The Problem: Inefficient Data Fetching

The root cause was how we were handling chat session data.

Entire message arrays were being fetched from MongoDB.
All filtering and processing was happening client-side in Python.
We were running complex logic post-query, including locating the last user message in each chat session.

This meant we were pulling potentially hundreds of messages per session, only to discard most of them. Multiply that by several sessions per user, and the payloads—and processing time—became massive.

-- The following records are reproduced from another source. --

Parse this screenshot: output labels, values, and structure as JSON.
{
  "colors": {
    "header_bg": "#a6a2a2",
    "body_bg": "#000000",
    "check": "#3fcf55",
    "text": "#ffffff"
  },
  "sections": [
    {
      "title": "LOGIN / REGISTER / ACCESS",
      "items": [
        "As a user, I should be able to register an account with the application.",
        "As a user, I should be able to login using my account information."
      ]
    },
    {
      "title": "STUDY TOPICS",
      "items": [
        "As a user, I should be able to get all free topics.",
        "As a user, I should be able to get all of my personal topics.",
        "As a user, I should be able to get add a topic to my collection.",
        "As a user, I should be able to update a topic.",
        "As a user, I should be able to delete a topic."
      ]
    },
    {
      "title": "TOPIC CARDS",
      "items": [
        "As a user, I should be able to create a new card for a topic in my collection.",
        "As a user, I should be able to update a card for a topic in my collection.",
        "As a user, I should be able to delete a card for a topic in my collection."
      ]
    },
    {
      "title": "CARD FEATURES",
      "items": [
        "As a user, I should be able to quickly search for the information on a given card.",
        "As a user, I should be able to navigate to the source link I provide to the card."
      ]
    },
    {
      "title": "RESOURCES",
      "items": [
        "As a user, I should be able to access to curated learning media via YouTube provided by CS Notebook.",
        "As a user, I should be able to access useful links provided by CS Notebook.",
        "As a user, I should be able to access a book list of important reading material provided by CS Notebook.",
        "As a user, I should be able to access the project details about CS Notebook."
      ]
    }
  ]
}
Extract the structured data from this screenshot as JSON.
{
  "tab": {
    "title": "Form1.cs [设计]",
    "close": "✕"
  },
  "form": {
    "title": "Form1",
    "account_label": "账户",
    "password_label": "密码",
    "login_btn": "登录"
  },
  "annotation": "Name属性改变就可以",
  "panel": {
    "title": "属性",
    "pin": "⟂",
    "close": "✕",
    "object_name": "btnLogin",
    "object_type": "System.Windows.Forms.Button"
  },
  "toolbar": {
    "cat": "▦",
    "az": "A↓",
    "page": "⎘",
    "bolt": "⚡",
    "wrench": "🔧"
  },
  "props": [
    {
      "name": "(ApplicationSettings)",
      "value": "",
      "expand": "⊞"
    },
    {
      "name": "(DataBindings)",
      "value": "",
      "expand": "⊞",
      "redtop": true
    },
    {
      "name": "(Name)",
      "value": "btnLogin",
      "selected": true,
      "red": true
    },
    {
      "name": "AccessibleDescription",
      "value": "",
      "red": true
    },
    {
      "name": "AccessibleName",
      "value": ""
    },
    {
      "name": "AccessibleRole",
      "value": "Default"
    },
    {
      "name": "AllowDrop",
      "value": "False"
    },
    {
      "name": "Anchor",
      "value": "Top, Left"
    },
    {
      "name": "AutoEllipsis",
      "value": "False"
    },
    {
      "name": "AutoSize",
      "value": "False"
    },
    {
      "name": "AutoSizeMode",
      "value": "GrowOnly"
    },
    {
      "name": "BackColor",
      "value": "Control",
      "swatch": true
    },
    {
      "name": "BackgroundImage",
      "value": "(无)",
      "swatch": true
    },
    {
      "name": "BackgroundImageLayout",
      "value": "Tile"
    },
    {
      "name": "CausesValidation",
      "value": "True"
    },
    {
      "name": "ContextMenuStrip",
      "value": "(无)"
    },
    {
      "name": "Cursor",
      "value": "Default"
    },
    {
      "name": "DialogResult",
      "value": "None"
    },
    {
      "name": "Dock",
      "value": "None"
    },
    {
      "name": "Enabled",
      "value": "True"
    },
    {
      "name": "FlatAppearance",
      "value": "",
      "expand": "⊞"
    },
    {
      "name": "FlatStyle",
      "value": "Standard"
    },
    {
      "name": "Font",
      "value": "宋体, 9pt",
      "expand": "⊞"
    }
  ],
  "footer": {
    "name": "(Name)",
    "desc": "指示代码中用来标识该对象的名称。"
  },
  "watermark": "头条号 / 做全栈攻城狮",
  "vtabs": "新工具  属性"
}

The Fix: Letting MongoDB Do the Heavy Lifting

To solve the problem, I restructured the logic using MongoDB’s aggregation pipeline. Here's what changed:

1. Match the Relevant User

We scoped the data early by matching on the user ID:

{ "$match": { "User_id": user_obj_id } }

2. Sort and Limit

We sorted sessions by most recent and limited the number to 7:

{ "$sort": { "_id": -1 } },
{ "$limit": 7 }

3. Project Only What’s Needed

Using $project, we reduced the payload:

Fetched only Session_id, Created_at, and the last user message.
Used $reduce and $filter to extract that message within MongoDB, not Python.

{
  "$project": {
    "Session_id": 1,
    "Created_at": 1,
    "LastUserMessage": {
      "$reduce": {
        "input": {
          "$filter": {
            "input": "$Messages",
            "as": "msg",
            "cond": { "$eq": ["$$msg.Role", "user"] }
          }
        },
        "initialValue": "(No title)",
        "in": "$$this.Message"
      }
    }
  }
}

Now we’re only returning the most recent user message, not the entire conversation history.

The Result: 620x Faster

After deploying the change, the response time plummeted:

Before: ~31 seconds
After: ~50 milliseconds

That’s a 620x improvement—all by offloading the computation to the database engine designed to do exactly this.

Lessons Learned

Don't fetch more than you need. Always project only the required fields.
Avoid client-side filtering when the database can do it faster and more efficiently.
Use MongoDB’s aggregation pipeline to minimize payloads and reduce post-processing logic.
Stress test with real-world data. What seems fast with a few records may break down at scale.

TL;DR

Problem: Chat history endpoint took 31s due to pulling entire message arrays and filtering in Python.
Solution: Rewrote the query using MongoDB's aggregation pipeline with $project, $filter, and $reduce.
Result: Reduced query time to 50ms, a 620x performance gain.
Takeaway: Let MongoDB do the heavy lifting. Push logic into the database wherever possible.